Medical professor Carey Balaban raises HIPAA-related research issues at Senate Council.

ps balaban Though Pitt administrators dispute both the survey’s methodologies and its findings, the University Senate’s tenure and academic freedom committee (TAFC) concluded after surveying other research universities that restrictions placed by Pitt’s Institutional Review Board (IRB) on research involving human subjects here are:

  • Overly strict.
  • Inconsistent with local and national standards.
  • Interfering with faculty members’ ability to conduct research, so much so that it infringes on faculty’s academic freedom.

The Senate committee alleged that Pitt’s IRB forbids waivers of the HIPAA requirement of written informed consent/authorization for retrospective studies involving the recording of identifiable health information. According to TAFC, this has forced researchers to use what HIPAA calls an “honest broker” — someone with legitimate access to medical records who can remove details that would identify individual patients. “This makes retrospective chart reviews expensive (and therefore, beyond the purview of medical students, residents, fellows and unfunded junior faculty),” TAFC wrote.

But Randy Juhl, vice chancellor for research conduct and compliance, said Pitt’s IRB does grant waivers of HIPAA’s written informed consent rule when research proposals meet certain criteria such as: the research involves only minimal risk, the waiver will not adversely affect subjects’ rights and welfare, and the research could not be practically carried out without the waiver.

In this respect, Juhl said — contrary to TAFC’s conclusion — the Pitt IRB’s policy on HIPAA waivers is similar to those of IRBs at the six peer institutions surveyed by the committee: Johns Hopkins, Harvard Medical School Children’s Hospital, Children’s Hospital of Pennsylvania, Emory Medical Center, Duke University Medical Center and the University of Cincinnati.

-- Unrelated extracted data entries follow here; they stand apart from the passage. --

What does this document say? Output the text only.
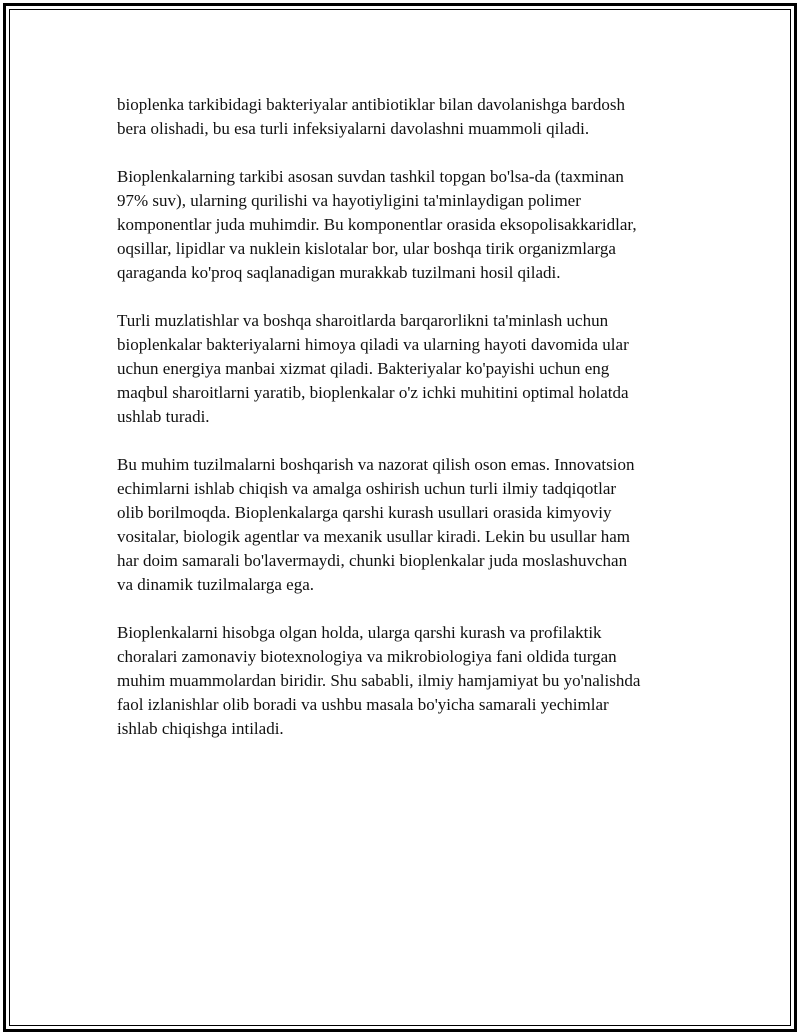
bioplenka tarkibidagi bakteriyalar antibiotiklar bilan davolanishga bardosh
bera olishadi, bu esa turli infeksiyalarni davolashni muammoli qiladi.

Bioplenkalarning tarkibi asosan suvdan tashkil topgan bo'lsa-da (taxminan
97% suv), ularning qurilishi va hayotiyligini ta'minlaydigan polimer
komponentlar juda muhimdir. Bu komponentlar orasida eksopolisakkaridlar,
oqsillar, lipidlar va nuklein kislotalar bor, ular boshqa tirik organizmlarga
qaraganda ko'proq saqlanadigan murakkab tuzilmani hosil qiladi.

Turli muzlatishlar va boshqa sharoitlarda barqarorlikni ta'minlash uchun
bioplenkalar bakteriyalarni himoya qiladi va ularning hayoti davomida ular
uchun energiya manbai xizmat qiladi. Bakteriyalar ko'payishi uchun eng
maqbul sharoitlarni yaratib, bioplenkalar o'z ichki muhitini optimal holatda
ushlab turadi.

Bu muhim tuzilmalarni boshqarish va nazorat qilish oson emas. Innovatsion
echimlarni ishlab chiqish va amalga oshirish uchun turli ilmiy tadqiqotlar
olib borilmoqda. Bioplenkalarga qarshi kurash usullari orasida kimyoviy
vositalar, biologik agentlar va mexanik usullar kiradi. Lekin bu usullar ham
har doim samarali bo'lavermaydi, chunki bioplenkalar juda moslashuvchan
va dinamik tuzilmalarga ega.

Bioplenkalarni hisobga olgan holda, ularga qarshi kurash va profilaktik
choralari zamonaviy biotexnologiya va mikrobiologiya fani oldida turgan
muhim muammolardan biridir. Shu sababli, ilmiy hamjamiyat bu yo'nalishda
faol izlanishlar olib boradi va ushbu masala bo'yicha samarali yechimlar
ishlab chiqishga intiladi.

Juhl added that Pitt, unlike most other universities, maintains an electronic records system that can strip out patient identifiers from retrospective data. “So, if you have patients who were treated here five or 15 or 20 years ago and you can’t find them to ask permission to use their patient data, even if you wanted to, it’s within the law using this system to remove any identifiable information and just throw their data in with everybody else’s,” the vice chancellor said.

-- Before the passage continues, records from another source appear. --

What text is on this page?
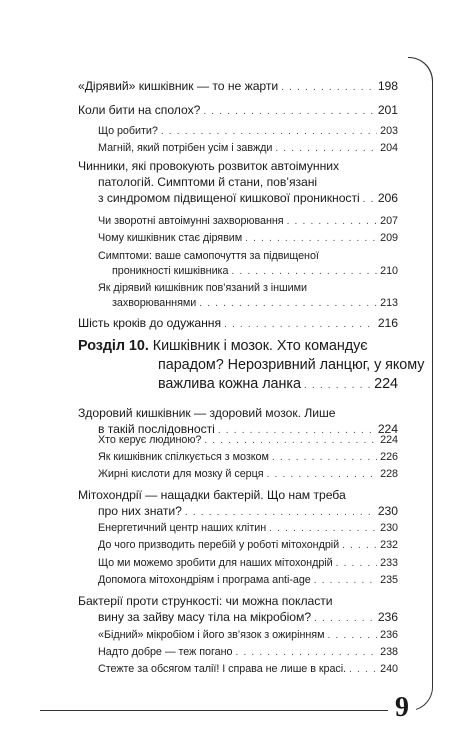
«Дірявий» кишківник — то не жарти . . .	198
Коли бити на сполох? . . .	201
Що робити? . . .	203
Магній, який потрібен усім і завжди . . .	204
Чинники, які провокують розвиток автоімунних
патологій. Симптоми й стани, пов’язані
з синдромом підвищеної кишкової проникності . . . 206
Чи зворотні автоімунні захворювання . . .	207
Чому кишківник стає дірявим . . .	209
Симптоми: ваше самопочуття за підвищеної
проникності кишківника . . .	210
Як дірявий кишківник пов’язаний з іншими
захворюваннями . . .	213
Шість кроків до одужання . . .	216
Розділ 10.
Кишківник і мозок. Хто командує
парадом? Нерозривний ланцюг, у якому
важлива кожна ланка . . .	224
Здоровий кишківник — здоровий мозок. Лише
в такій послідовності . . .	224
Хто керує людиною? . . .	224
Як кишківник спілкується з мозком . . .	226
Жирні кислоти для мозку й серця . . .	228
Мітохондрії — нащадки бактерій. Що нам треба
про них знати? . . .	230
Енергетичний центр наших клітин . . .	230
До чого призводить перебій у роботі мітохондрій . . .	232
Що ми можемо зробити для наших мітохондрій . . .	233
Допомога мітохондріям і програма anti-age . . .	235
Бактерії проти стрункості: чи можна покласти
вину за зайву масу тіла на мікробіом? . . .	236
«Бідний» мікробіом і його зв’язок з ожирінням . . .	236
Надто добре — теж погано . . .	238
Стежте за обсягом талії! І справа не лише в красі. . . .	240
9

He complained that TAFC did not share its survey results with him or anyone else from Pitt’s IRB before going to Faculty Assembly with a resolution criticizing the board’s policies. “No one invited an IRB representative to Faculty Assembly to discuss these issues. We found out about all of this after the fact, and that to me is distressing,” Juhl said. “To balance that, I was very pleased with the collegial tone that was struck by Professor Balaban at Senate Council.”